Эти общие черты в теоретических воззрениях Гумбольдта и Риттера весьма существенны, и было бы неправильно только противопоставлять этих двух ученых друг другу. Но еще большей ошибкой было бы рассматривать их как географов, стоявших целиком на общих теоретических основах и как бы лишь дополняющих один другого, поскольку в одном случае исследовательская мысль направлялась на изучение природы (Гумбольдт), а в другом случае на изучение географии общества (Риттер). Довольно распространенное представление о взаимно дополняющем единстве взглядов Гумбольдта и Риттера является, по нашему мнению, совершенно неправильным. Оно возникло из-за чрезмерной переоценки общих черт в их взглядах на географию и игнорирования имевшихся между ними весьма существенных различий.
Творчество Гумбольдта было самым тесным образом связано с обобщением большого эмпирического материала, собранного к его времени.

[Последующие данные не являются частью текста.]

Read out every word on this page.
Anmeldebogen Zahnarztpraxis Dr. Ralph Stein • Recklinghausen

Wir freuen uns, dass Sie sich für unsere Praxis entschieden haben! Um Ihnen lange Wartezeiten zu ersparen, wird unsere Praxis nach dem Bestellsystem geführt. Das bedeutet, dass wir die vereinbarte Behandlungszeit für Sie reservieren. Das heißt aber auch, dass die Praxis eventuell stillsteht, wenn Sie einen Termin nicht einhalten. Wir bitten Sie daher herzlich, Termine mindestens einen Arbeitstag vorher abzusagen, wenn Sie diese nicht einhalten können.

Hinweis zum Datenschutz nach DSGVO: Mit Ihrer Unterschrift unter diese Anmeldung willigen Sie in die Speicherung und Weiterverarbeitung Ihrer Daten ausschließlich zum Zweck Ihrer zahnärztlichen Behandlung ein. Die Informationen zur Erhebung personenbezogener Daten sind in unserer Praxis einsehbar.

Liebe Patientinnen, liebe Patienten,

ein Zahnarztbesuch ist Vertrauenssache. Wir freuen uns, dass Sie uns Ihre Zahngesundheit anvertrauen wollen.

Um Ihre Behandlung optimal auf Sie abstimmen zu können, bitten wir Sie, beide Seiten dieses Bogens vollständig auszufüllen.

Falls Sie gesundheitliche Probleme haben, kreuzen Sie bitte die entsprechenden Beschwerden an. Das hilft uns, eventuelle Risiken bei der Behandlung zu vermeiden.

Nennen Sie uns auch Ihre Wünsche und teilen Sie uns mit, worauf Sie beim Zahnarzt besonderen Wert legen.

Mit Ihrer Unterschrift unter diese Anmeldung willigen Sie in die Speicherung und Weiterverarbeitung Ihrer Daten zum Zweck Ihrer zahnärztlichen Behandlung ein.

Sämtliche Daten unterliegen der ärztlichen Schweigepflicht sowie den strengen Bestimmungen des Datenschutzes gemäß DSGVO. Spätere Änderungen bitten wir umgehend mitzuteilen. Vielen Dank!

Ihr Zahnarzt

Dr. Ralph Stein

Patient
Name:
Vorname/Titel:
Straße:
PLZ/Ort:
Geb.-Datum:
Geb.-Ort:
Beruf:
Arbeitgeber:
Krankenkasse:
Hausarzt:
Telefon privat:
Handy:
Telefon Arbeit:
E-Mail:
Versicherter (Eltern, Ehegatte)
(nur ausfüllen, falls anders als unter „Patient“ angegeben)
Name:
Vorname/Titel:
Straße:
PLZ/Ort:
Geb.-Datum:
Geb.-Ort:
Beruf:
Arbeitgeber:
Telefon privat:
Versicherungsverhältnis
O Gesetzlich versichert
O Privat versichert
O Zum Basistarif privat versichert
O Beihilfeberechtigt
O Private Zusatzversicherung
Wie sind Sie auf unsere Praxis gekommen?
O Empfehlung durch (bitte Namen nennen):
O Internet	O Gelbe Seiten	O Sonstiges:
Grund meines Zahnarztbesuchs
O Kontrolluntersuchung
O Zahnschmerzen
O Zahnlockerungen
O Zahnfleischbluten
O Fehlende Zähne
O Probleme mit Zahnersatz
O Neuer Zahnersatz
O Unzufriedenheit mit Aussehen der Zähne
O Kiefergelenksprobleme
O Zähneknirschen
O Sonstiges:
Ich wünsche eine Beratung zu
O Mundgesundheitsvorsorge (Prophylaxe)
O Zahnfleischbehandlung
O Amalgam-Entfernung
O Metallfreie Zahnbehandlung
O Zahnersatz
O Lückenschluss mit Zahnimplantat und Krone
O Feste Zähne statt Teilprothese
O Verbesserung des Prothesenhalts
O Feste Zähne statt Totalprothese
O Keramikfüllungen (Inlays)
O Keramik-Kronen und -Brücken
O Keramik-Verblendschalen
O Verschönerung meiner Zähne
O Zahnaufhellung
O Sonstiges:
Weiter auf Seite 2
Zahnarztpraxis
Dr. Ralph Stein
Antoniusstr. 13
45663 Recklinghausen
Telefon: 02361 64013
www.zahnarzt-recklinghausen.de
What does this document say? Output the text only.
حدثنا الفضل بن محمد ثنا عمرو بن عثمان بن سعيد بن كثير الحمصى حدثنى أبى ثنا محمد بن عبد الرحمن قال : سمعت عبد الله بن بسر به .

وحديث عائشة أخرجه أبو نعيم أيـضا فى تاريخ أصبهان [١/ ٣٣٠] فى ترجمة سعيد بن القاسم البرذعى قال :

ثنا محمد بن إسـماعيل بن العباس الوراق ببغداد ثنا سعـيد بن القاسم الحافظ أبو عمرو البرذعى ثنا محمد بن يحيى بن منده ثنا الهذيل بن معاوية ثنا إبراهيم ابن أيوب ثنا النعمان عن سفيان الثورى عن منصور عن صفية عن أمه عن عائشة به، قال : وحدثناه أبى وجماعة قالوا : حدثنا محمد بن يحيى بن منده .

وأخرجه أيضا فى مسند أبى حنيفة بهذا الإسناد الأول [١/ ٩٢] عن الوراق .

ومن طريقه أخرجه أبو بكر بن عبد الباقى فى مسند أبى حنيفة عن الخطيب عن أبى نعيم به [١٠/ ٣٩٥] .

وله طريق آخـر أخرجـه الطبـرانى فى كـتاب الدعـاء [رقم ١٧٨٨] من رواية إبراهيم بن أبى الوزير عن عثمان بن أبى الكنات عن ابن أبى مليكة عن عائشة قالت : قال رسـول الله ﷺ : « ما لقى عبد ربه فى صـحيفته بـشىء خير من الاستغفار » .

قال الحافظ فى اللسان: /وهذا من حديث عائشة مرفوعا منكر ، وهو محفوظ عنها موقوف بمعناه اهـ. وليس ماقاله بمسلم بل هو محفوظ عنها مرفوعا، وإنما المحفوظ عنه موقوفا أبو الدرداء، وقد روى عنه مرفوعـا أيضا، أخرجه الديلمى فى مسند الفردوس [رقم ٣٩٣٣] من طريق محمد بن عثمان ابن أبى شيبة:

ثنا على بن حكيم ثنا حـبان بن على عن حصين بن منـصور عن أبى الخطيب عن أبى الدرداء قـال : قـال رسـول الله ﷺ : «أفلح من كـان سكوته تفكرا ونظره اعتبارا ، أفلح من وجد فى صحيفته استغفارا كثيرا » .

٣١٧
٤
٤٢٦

В накоплении таких материалов большое значение имели экспедиции XVIII в., в которых открытия и картографическая фиксация вновь открытых земель сопровождались систематическими научными описаниями страноведческого характера. «География была поднята на уровень науки определением формы земли и многочисленными путешествиями, которые лишь теперь стали предприниматься с пользой для науки». Гумбольдт сам был пытливым путешественником-естествоиспытателем, умевшим сочетать конкретное экспедиционное исследование природы с широкими обобщениями и глубокими выводами, сделанными на основе многолетнего личного участия в конкретном изучении ландшафтной оболочки Земли. Уже из одного этого видно, что его путь в науке принципиально иной, чем у кабинетного ученого Риттера. Если же говорить о научных результатах работы Гумбольдта, то до сих пор можно поражаться их чрезвычайной плодотворности.
В своих взглядах на географию, в подходе к изучению природы, в крупных обобщающих работах Гумбольдт везде и всегда неизменно основывался на естественноисторическом, стихийном материализме. В отличие от Риттера единство мира он понимал как материальное единство, движимое внутренними силами без какого-либо божественного начала. «Главным моим побуждением всегда было стремление обнять явления внешнего мира в их общей связи, природу как целое, движимое и оживляемое внутренними силами». Особое внимание он обращал на изучение структуры географической оболочки Земли, указав на ее сложный, синтетический характер. Им были высказаны весьма плодотворные идеи о природе и сущности географии как науки. Особенно большой интерес в этом отношении представляет методологическая глава «Введение к физическому землеописанию» в его «Космосе», где Гумбольдт с материалистических позиций, не лишенных диалектики, по существу полемизирует с кантовским пониманием географии — выступает против отрыва пространства от времени, против кантовской классификации наук, утверждая, что описание чего-либо существующего не может быть отделено от его истории. «Но сущее в понятии природы нельзя абсолютно отделить от деятельности: ибо не одно органическое находится в беспрестанной деятельности и прохождении, вся жизнь земного шара, на каждой ступени своего бытия, указывает на прежде пройденные видоизменения. Таким образом, наложенные друг на друга каменные пласты, составляющие большую часть внешней земной коры, заключают в себе следы почти совершенно исчезнувших творений… Эти пласты разом открывают взору наблюдателя собранные в одно пространство фауны и флоры различных эпох. В этом смысле нельзя совершенно отделить описание природы от истории природы, Геогност не может обнять настоящего без прошлого. Бытие в его объеме и внутреннем существе может быть вполне узнанным только как нечто сделавшееся».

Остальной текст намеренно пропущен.